Fatima Oloko

Personal information
- Full name: Fatima Ugbene Oloko
- Date of birth: 2 February 2008 (age 18)
- Place of birth: Ogoja, Nigeria
- Height: 1.82 m (6 ft 0 in)
- Position: Goalkeeper

Team information
- Current team: Abia Angels
- Number: 22

Senior career*
- Years: Team / Apps / (Gls)
- 2024−2025: Rivers Angels
- 2025−: Abia Angels

International career^{‡}
- Nigeria U17
- Nigeria U20
- 2026-: Nigeria / 0 / (0)

= Fatima Oloko =

Nigerian footballer (born 2008)

Fatima Ugbene Oloko (born 2 February 2008) is a Nigerian footballer who plays as a goalkeeper for Abia Angels and the Nigeria national team.

==Club career==
Oloko spent 2024−2025 season with Rivers Angels as an unused substitute, where her team won the Nigeria Women's Cup. At the beginning of the 2025−2026 season, she moved to Abia Angels.

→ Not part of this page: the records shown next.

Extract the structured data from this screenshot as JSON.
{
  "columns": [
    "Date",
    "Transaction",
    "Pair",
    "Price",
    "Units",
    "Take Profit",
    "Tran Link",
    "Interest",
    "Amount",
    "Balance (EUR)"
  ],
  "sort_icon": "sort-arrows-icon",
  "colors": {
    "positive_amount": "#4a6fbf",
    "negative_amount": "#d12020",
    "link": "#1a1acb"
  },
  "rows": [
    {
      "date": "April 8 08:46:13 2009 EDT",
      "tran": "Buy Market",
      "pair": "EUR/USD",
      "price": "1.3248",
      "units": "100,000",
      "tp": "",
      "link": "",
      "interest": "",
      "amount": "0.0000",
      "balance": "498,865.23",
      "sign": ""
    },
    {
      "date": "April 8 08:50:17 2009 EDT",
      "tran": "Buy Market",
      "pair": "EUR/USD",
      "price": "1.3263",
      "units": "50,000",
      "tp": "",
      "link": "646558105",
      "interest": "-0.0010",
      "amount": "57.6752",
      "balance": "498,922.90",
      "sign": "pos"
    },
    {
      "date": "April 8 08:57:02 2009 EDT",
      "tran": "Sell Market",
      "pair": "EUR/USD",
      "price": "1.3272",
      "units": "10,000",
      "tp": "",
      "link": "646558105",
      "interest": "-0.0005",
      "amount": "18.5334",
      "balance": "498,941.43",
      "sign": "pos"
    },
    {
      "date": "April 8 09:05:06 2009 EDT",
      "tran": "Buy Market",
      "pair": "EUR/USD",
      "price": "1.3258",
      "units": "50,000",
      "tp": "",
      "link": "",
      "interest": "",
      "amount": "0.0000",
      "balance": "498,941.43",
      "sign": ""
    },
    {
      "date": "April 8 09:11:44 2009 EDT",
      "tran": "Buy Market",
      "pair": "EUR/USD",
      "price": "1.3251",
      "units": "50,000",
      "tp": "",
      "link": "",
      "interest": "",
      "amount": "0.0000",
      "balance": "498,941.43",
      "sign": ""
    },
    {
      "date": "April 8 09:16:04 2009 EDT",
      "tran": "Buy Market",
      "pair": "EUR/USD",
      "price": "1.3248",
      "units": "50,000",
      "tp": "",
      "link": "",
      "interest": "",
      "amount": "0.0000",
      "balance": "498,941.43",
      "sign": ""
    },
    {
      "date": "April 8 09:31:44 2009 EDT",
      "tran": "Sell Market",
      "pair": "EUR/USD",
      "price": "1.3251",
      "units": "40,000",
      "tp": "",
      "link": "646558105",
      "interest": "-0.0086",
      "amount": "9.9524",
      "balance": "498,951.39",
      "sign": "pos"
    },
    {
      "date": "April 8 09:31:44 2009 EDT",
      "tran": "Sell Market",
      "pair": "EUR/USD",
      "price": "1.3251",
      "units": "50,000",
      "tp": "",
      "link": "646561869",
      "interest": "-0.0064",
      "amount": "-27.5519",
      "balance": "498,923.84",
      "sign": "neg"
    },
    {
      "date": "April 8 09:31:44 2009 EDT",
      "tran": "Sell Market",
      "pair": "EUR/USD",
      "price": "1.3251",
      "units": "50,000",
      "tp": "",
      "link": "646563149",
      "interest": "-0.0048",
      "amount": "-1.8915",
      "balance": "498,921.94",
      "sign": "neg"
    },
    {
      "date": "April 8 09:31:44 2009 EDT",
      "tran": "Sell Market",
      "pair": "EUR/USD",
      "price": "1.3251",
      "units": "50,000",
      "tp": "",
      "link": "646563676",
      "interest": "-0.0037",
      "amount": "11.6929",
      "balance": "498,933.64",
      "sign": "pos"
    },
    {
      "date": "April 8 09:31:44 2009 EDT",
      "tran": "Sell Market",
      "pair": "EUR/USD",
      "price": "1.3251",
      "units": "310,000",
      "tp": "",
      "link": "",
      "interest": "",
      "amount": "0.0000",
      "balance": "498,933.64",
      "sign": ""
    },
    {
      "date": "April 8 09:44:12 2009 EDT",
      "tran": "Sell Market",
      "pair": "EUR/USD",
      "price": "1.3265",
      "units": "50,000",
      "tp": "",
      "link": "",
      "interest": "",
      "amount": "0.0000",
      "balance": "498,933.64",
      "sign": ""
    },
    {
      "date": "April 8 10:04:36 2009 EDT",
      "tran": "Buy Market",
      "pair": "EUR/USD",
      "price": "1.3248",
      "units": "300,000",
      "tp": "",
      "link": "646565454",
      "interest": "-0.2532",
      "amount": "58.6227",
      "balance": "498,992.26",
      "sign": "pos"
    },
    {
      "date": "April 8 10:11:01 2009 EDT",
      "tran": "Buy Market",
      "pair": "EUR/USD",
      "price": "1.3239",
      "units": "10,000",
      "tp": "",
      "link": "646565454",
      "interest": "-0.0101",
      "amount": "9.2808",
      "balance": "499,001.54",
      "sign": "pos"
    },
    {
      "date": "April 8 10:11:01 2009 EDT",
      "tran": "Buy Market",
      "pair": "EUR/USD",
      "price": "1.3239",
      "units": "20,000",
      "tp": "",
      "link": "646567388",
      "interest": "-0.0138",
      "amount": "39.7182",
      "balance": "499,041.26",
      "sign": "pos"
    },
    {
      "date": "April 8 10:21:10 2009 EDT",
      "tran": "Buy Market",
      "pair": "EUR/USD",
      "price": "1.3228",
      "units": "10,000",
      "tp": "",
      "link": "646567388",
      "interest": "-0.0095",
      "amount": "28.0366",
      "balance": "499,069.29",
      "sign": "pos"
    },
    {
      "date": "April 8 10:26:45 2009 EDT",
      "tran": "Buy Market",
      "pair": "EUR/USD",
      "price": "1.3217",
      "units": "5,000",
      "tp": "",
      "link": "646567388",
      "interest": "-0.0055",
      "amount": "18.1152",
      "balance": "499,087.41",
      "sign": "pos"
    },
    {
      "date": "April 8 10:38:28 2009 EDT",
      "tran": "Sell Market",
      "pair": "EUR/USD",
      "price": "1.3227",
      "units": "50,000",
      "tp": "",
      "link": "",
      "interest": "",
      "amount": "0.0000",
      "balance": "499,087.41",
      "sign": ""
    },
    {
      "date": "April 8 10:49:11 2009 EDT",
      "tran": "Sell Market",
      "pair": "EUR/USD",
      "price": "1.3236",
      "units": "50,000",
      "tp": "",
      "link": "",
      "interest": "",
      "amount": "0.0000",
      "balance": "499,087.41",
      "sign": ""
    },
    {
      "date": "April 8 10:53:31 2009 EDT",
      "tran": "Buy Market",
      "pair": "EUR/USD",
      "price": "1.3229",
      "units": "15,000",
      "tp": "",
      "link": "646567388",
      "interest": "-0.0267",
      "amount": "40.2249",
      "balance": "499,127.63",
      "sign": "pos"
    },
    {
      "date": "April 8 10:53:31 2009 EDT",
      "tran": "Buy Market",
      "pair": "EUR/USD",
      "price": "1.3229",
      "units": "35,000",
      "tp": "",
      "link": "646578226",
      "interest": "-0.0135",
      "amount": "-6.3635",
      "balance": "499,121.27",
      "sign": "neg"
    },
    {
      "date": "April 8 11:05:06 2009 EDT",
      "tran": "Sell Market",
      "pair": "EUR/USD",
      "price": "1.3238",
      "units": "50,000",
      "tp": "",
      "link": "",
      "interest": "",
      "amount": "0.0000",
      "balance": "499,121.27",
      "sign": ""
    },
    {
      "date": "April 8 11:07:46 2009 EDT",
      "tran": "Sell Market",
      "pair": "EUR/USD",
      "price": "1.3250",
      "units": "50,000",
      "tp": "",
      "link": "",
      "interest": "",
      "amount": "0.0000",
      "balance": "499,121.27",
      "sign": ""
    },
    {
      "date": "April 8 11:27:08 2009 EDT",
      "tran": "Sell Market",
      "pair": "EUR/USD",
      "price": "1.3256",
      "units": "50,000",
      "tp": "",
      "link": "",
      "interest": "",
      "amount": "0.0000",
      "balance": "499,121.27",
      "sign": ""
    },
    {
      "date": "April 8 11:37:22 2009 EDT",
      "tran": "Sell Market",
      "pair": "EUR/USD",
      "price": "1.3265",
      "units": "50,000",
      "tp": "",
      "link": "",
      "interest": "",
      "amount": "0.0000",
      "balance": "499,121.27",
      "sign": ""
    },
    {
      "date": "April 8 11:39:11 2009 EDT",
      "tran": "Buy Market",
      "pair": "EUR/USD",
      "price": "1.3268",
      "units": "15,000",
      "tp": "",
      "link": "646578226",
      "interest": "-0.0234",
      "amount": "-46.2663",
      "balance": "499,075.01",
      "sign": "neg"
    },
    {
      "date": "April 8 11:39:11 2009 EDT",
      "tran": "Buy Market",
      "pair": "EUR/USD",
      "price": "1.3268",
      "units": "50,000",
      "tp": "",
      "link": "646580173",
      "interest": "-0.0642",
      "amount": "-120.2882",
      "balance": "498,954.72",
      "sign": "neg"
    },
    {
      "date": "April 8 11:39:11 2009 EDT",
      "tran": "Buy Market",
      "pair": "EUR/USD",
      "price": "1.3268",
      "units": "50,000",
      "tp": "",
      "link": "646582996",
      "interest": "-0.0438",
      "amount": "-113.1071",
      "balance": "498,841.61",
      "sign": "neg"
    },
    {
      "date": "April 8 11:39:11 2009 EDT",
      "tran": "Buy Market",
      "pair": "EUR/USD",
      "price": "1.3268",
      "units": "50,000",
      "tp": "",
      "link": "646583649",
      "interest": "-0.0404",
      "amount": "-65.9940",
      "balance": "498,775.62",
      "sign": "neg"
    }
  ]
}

Oloko kept twelve clean sheets on her way to becoming first-choice goalkeeper in her first season for the club, helping them qualify for the championship round for the first time and reach fourth place there. For her performances, she was awarded the NWFL Golden Glove award.

=== Abia Angels ===
Fatima Oloko in September 2026, announced her departure from Abia Angels following an outstanding 2025/26 campaign that saw her establish herself as one of the best goalkeepers in the Nigeria Women Football League (NWFL)

==International career==
In February 2026, Oloko received her first call up to the senior Negeria team.

On 10 July 2026, Oloko was included in the 25-player Nigerian squad for the Women's Africa Cup of Nations.